Тамаз Яшвили пережидал дождь. На улице не было ни души. Он стоял у стены и не мог понять, что сейчас чувствует. Подав заявление об уходе, он словно гору свалил с плеч. Тамаз понимал, что рано или поздно это должно было случиться. Он не мог работать в институте. Постоянное общение со множеством разных по характеру людей утомляло и раздражало его. Но что будет дальше? Что делать дальше?
Незаметно пролетело полчаса. Вдруг он заметил легковую машину, стоящую у подъезда. Шофер спал, запрокинув голову на спинку сиденья.
«Когда она подъехала, почему я не замечал ее до сих пор?» — удивился Тамаз.
Только сейчас он обратил внимание, что по улице не ходят машины и вообще нет никакого движения. Непонятно, что происходило вокруг.
Послышался разговор.

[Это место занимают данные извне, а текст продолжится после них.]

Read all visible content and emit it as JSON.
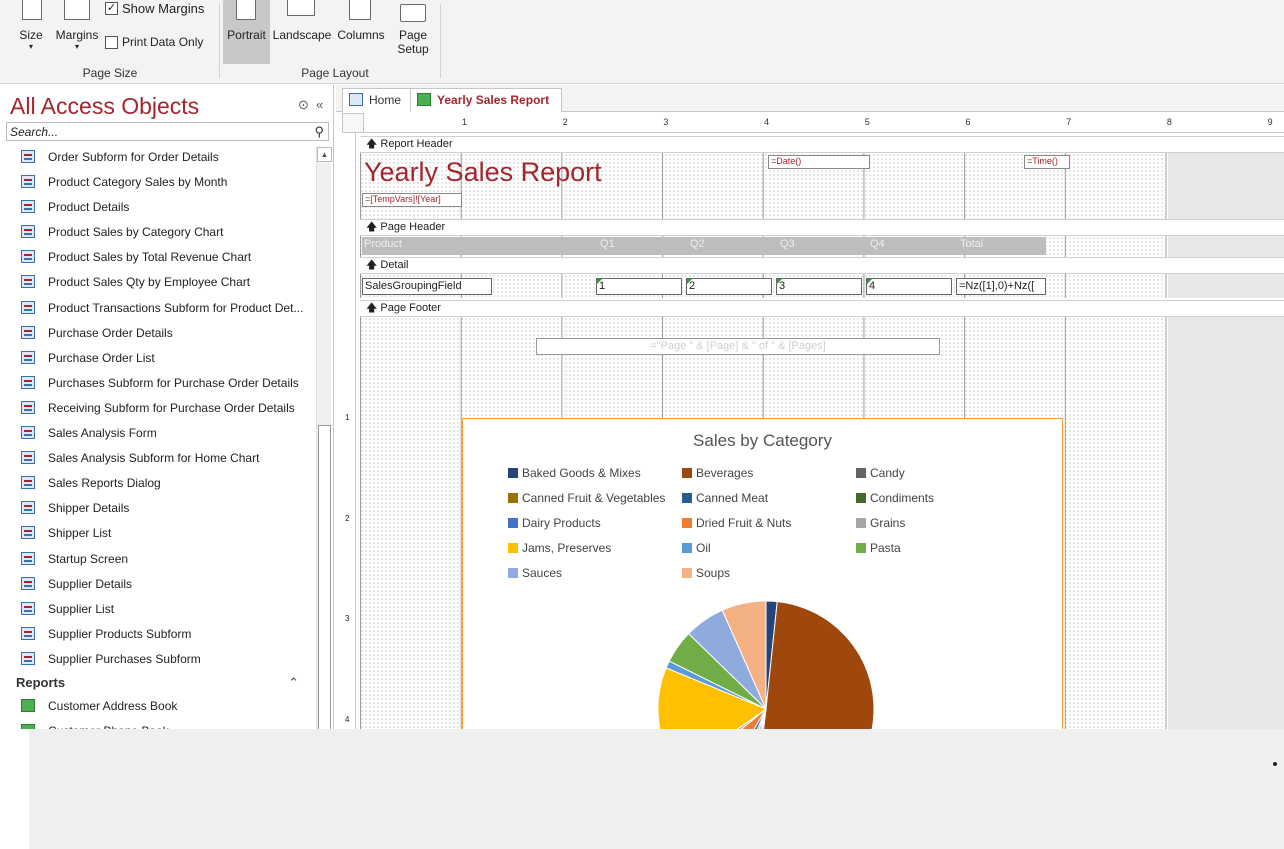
{
  "ribbon": {
    "show_margins": "Show Margins",
    "print_data_only": "Print Data Only",
    "size": "Size",
    "margins": "Margins",
    "portrait": "Portrait",
    "landscape": "Landscape",
    "columns": "Columns",
    "page_setup_1": "Page",
    "page_setup_2": "Setup",
    "group_page_size": "Page Size",
    "group_page_layout": "Page Layout"
  },
  "nav": {
    "title": "All Access Objects",
    "search_placeholder": "Search...",
    "forms": [
      "Order Subform for Order Details",
      "Product Category Sales by Month",
      "Product Details",
      "Product Sales by Category Chart",
      "Product Sales by Total Revenue Chart",
      "Product Sales Qty by Employee Chart",
      "Product Transactions Subform for Product Det...",
      "Purchase Order Details",
      "Purchase Order List",
      "Purchases Subform for Purchase Order Details",
      "Receiving Subform for Purchase Order Details",
      "Sales Analysis Form",
      "Sales Analysis Subform for Home Chart",
      "Sales Reports Dialog",
      "Shipper Details",
      "Shipper List",
      "Startup Screen",
      "Supplier Details",
      "Supplier List",
      "Supplier Products Subform",
      "Supplier Purchases Subform"
    ],
    "reports_section": "Reports",
    "reports": [
      "Customer Address Book",
      "Customer Phone Book"
    ]
  },
  "tabs": [
    {
      "label": "Home"
    },
    {
      "label": "Yearly Sales Report"
    }
  ],
  "ruler": {
    "marks": [
      "1",
      "2",
      "3",
      "4",
      "5",
      "6",
      "7",
      "8",
      "9"
    ],
    "vmarks": [
      "1",
      "2",
      "3",
      "4"
    ]
  },
  "report": {
    "sec_report_header": "Report Header",
    "title": "Yearly Sales Report",
    "date_expr": "=Date()",
    "time_expr": "=Time()",
    "tempvars_expr": "=[TempVars]![Year]",
    "sec_page_header": "Page Header",
    "header_cols": [
      "Product",
      "Q1",
      "Q2",
      "Q3",
      "Q4",
      "Total"
    ],
    "sec_detail": "Detail",
    "detail_field": "SalesGroupingField",
    "detail_vals": [
      "1",
      "2",
      "3",
      "4"
    ],
    "detail_total": "=Nz([1],0)+Nz([",
    "sec_page_footer": "Page Footer",
    "footer_expr": "=\"Page \" & [Page] & \" of \" & [Pages]"
  },
  "chart_data": {
    "type": "pie",
    "title": "Sales by Category",
    "legend_position": "top",
    "series": [
      {
        "name": "Baked Goods & Mixes",
        "value": 1.5,
        "color": "#264478"
      },
      {
        "name": "Beverages",
        "value": 45.5,
        "color": "#9e480e"
      },
      {
        "name": "Candy",
        "value": 1.0,
        "color": "#636363"
      },
      {
        "name": "Canned Fruit & Vegetables",
        "value": 1.0,
        "color": "#997300"
      },
      {
        "name": "Canned Meat",
        "value": 1.0,
        "color": "#255e91"
      },
      {
        "name": "Condiments",
        "value": 1.0,
        "color": "#43682b"
      },
      {
        "name": "Dairy Products",
        "value": 2.0,
        "color": "#4472c4"
      },
      {
        "name": "Dried Fruit & Nuts",
        "value": 5.0,
        "color": "#ed7d31"
      },
      {
        "name": "Grains",
        "value": 1.0,
        "color": "#a5a5a5"
      },
      {
        "name": "Jams, Preserves",
        "value": 14.5,
        "color": "#ffc000"
      },
      {
        "name": "Oil",
        "value": 1.0,
        "color": "#5b9bd5"
      },
      {
        "name": "Pasta",
        "value": 4.5,
        "color": "#70ad47"
      },
      {
        "name": "Sauces",
        "value": 5.5,
        "color": "#8faadc"
      },
      {
        "name": "Soups",
        "value": 6.0,
        "color": "#f4b183"
      }
    ]
  }
}
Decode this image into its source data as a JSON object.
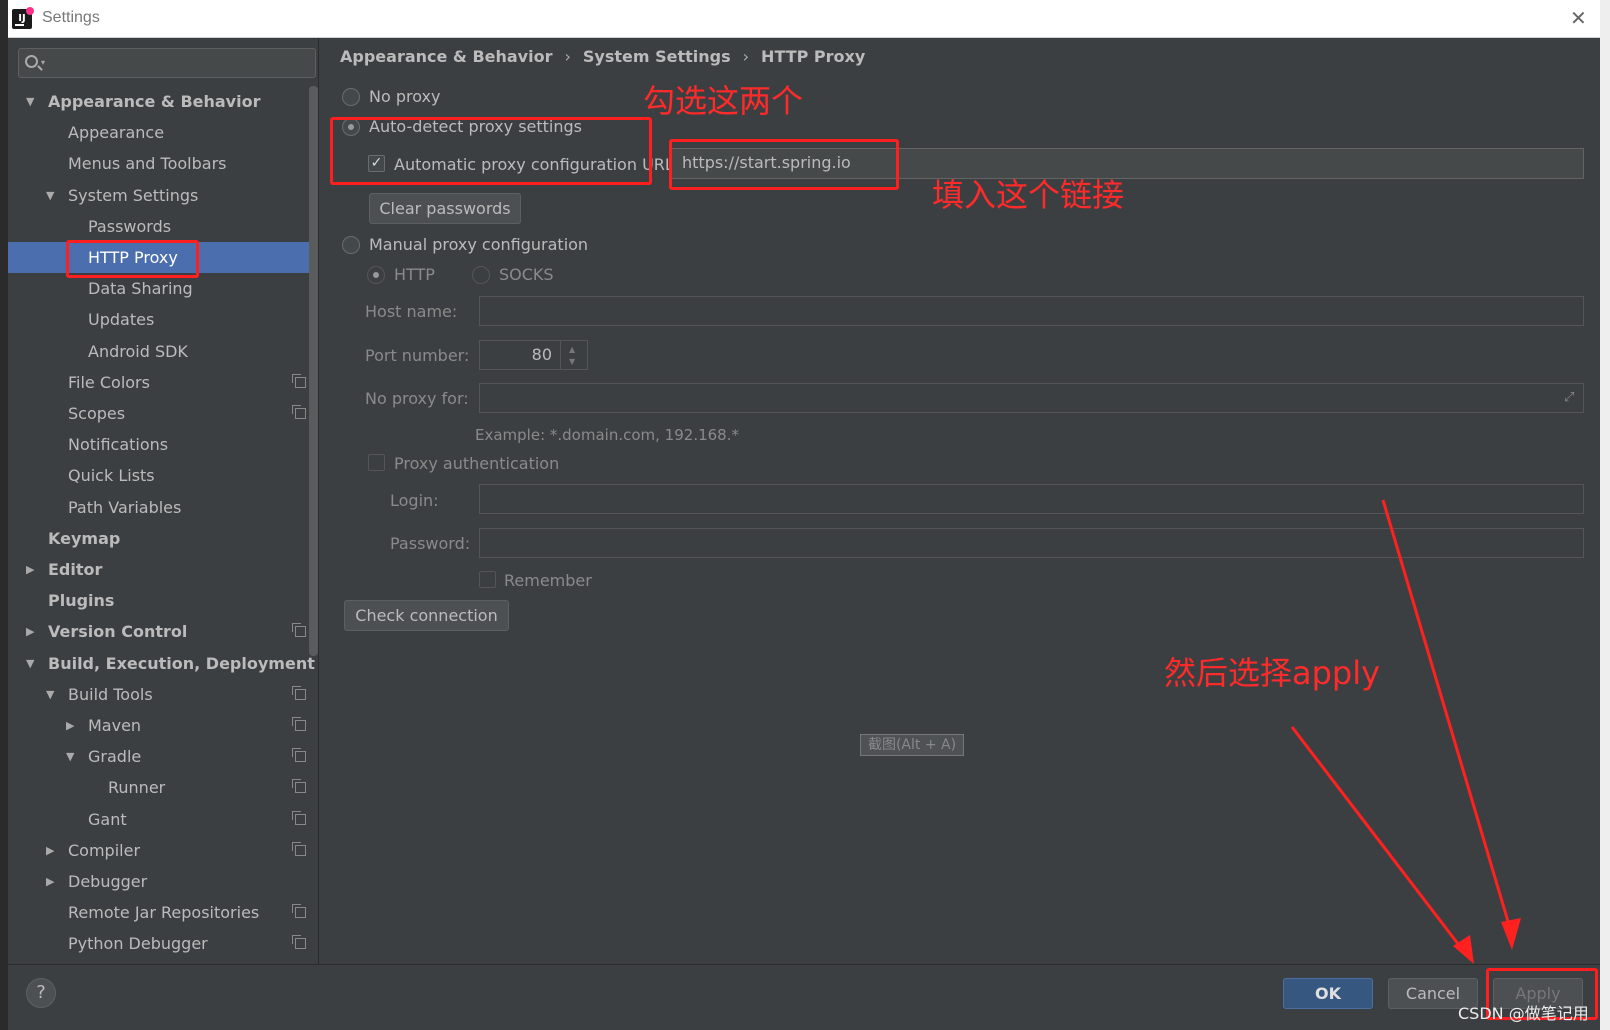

Тамаз обернулся и вздрогнул — в дверях показались заведующий кафедрой Нико Какабадзе, профессор Тавзишвили и те двое доцентов. Тамаз не знал, как их зовут, хотя они работали на одной кафедре с ним. Он не помнил имен и фамилий многих сотрудников, однако всех знал в лицо и со всеми учтиво здоровался. Память Тамаза и без того была перегружена именами, фамилиями и лицами студентов. Их имена и лица с первой встречи так прочно запечатлялись в его сознании, он мог даже сказать, кто из студентов рядом с кем сидел. Так же хорошо он помнил лица всех сотрудников, только не знал имен и фамилий, потому что деятельность их не интересовала его. И на заседаниях кафедры Тамаз держался особняком, никогда не выступал. Поначалу его поведение расценили как позу, но вскоре убедились, что Яшвили не был ни позером, ни выскочкой. И, словно разгадав характер этого странного молодого человека, ему не поручали ничего, кроме того, что имело непосредственное отношение к работе. И вот один-единственный раз его попросили высказать свое мнение, и выступление закончилось для него катастрофой. Привыкший к раболепству сотрудников Нико Какабадзе недолюбливал Тамаза, а после вчерашнего случая он понял, что им двоим на кафедре не ужиться.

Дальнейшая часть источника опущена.